22nd Mayor of New Plymouth
- In office 1992–2001
- Preceded by: David Lean
- Succeeded by: Peter Tennent

Personal details
- Born: Claire Lois Campbell 17 June 1941
- Died: 29 March 2020 (aged 78) Tewantin, Queensland, Australia
- Spouse: JJ Stewart ​ ​(m. 1961; died 2002)​
- Children: 5

= Claire Stewart (politician) =

New Zealand politician (1941–2020)

Claire Lois Stewart (17 June 1941 – 29 March 2020) was a New Zealand politician who served as mayor of New Plymouth from 1992 until 2001. She was the first woman to hold this position.

==Biography==
Stewart was born on 17 June 1941. In 1961 she married JJ Stewart, a high school teacher and rugby coach eighteen years her senior and a drinking mate of her father. By the time she was 28, they had five children together.

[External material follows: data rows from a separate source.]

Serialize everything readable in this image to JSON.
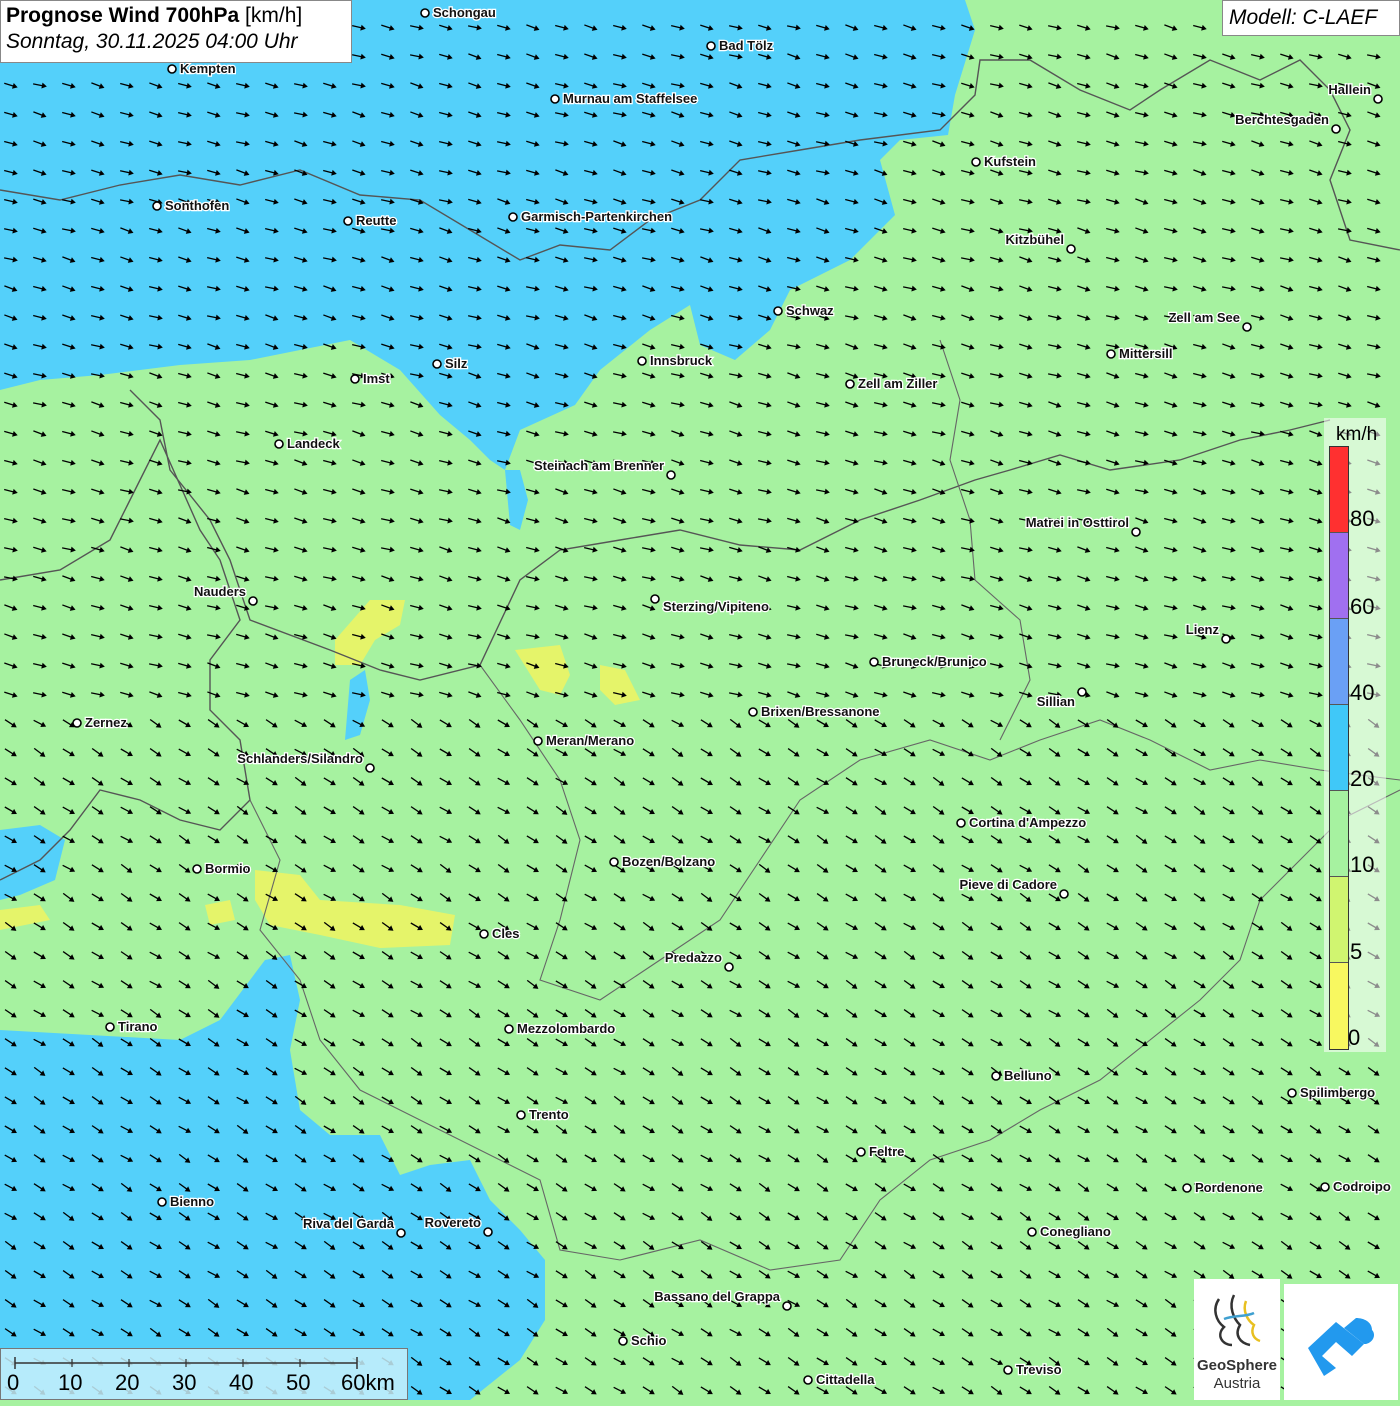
{
  "header": {
    "title_bold": "Prognose Wind 700hPa",
    "title_unit": "[km/h]",
    "datetime": "Sonntag, 30.11.2025 04:00 Uhr"
  },
  "model": {
    "label": "Modell: C-LAEF"
  },
  "legend": {
    "unit": "km/h",
    "ticks": [
      "80",
      "60",
      "40",
      "20",
      "10",
      "5",
      "0"
    ],
    "colors": [
      "#ff3030",
      "#a070f0",
      "#6aa0f5",
      "#40c8f8",
      "#a6f2a0",
      "#d0f570",
      "#f8f860"
    ]
  },
  "palette": {
    "calm": "#f0f560",
    "light": "#a6f2a0",
    "moderate": "#54d0fa",
    "border": "#555555",
    "arrow": "#000000"
  },
  "scale_bar": {
    "labels": [
      "0",
      "10",
      "20",
      "30",
      "40",
      "50",
      "60km"
    ]
  },
  "logos": {
    "geosphere_name": "GeoSphere",
    "geosphere_sub": "Austria",
    "geosphere_icon": "geosphere-logo-icon",
    "app_icon": "warn-app-logo-icon"
  },
  "cities": [
    {
      "name": "Schongau"
    },
    {
      "name": "Bad Tölz"
    },
    {
      "name": "Kempten"
    },
    {
      "name": "Murnau am Staffelsee"
    },
    {
      "name": "Hallein"
    },
    {
      "name": "Berchtesgaden"
    },
    {
      "name": "Kufstein"
    },
    {
      "name": "Sonthofen"
    },
    {
      "name": "Reutte"
    },
    {
      "name": "Garmisch-Partenkirchen"
    },
    {
      "name": "Kitzbühel"
    },
    {
      "name": "Schwaz"
    },
    {
      "name": "Zell am See"
    },
    {
      "name": "Mittersill"
    },
    {
      "name": "Innsbruck"
    },
    {
      "name": "Silz"
    },
    {
      "name": "Imst"
    },
    {
      "name": "Zell am Ziller"
    },
    {
      "name": "Landeck"
    },
    {
      "name": "Steinach am Brenner"
    },
    {
      "name": "Matrei in Osttirol"
    },
    {
      "name": "Nauders"
    },
    {
      "name": "Sterzing/Vipiteno"
    },
    {
      "name": "Lienz"
    },
    {
      "name": "Bruneck/Brunico"
    },
    {
      "name": "Sillian"
    },
    {
      "name": "Brixen/Bressanone"
    },
    {
      "name": "Zernez"
    },
    {
      "name": "Meran/Merano"
    },
    {
      "name": "Schlanders/Silandro"
    },
    {
      "name": "Cortina d'Ampezzo"
    },
    {
      "name": "Bozen/Bolzano"
    },
    {
      "name": "Bormio"
    },
    {
      "name": "Pieve di Cadore"
    },
    {
      "name": "Cles"
    },
    {
      "name": "Predazzo"
    },
    {
      "name": "Tirano"
    },
    {
      "name": "Mezzolombardo"
    },
    {
      "name": "Belluno"
    },
    {
      "name": "Spilimbergo"
    },
    {
      "name": "Trento"
    },
    {
      "name": "Feltre"
    },
    {
      "name": "Pordenone"
    },
    {
      "name": "Codroipo"
    },
    {
      "name": "Bienno"
    },
    {
      "name": "Riva del Garda"
    },
    {
      "name": "Rovereto"
    },
    {
      "name": "Conegliano"
    },
    {
      "name": "Bassano del Grappa"
    },
    {
      "name": "Schio"
    },
    {
      "name": "Treviso"
    },
    {
      "name": "Cittadella"
    }
  ]
}
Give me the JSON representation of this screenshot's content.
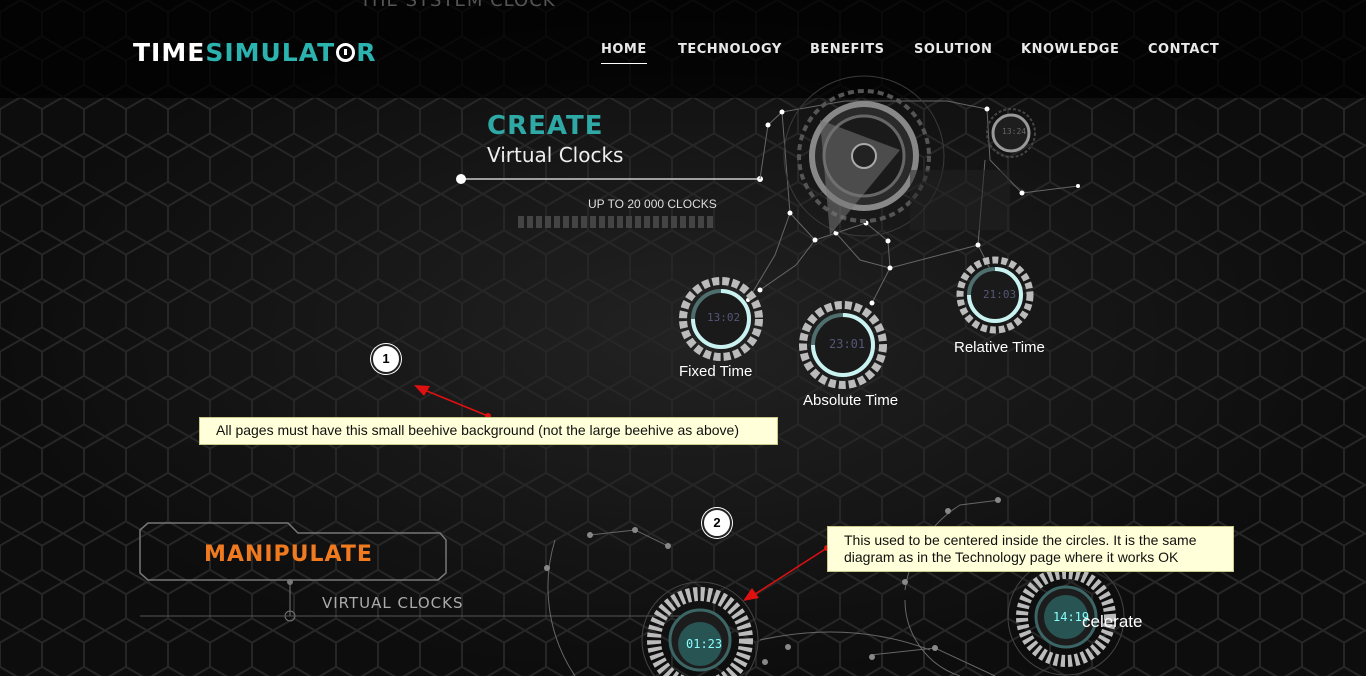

Stewart was elected to the New Plymouth District Council in 1989. She also served on the Taranaki Regional Council and the Taranaki District Health Board. In 1992, she was elected mayor. During her time in office she extended the New Plymouth Coastal Walkway, built a domestic violence shelter, and began the process of building Puke Ariki. In 2000, she was considered a frontrunner to be elected president of Local Government New Zealand, but the position was ultimately filled by Basil Morrison, the mayor of Hauraki. She retired in 2001 to look after her husband who was ill. He died the next year.

In the 2002 New Year Honours, Stewart was appointed a Companion of the Queen's Service Order for public services. In 2010, she moved to the Shire of Noosa in Australia to be closer to family. Stewart died at her nursing home in Tewantin on 29 March 2020 after a long illness, one day after her daughter-in-law, also named Clare Stewart, was elected mayor of Noosa. After two years of delay due to the COVID-19 pandemic, a memorial service for Stewart was held in New Plymouth on 17 June 2022.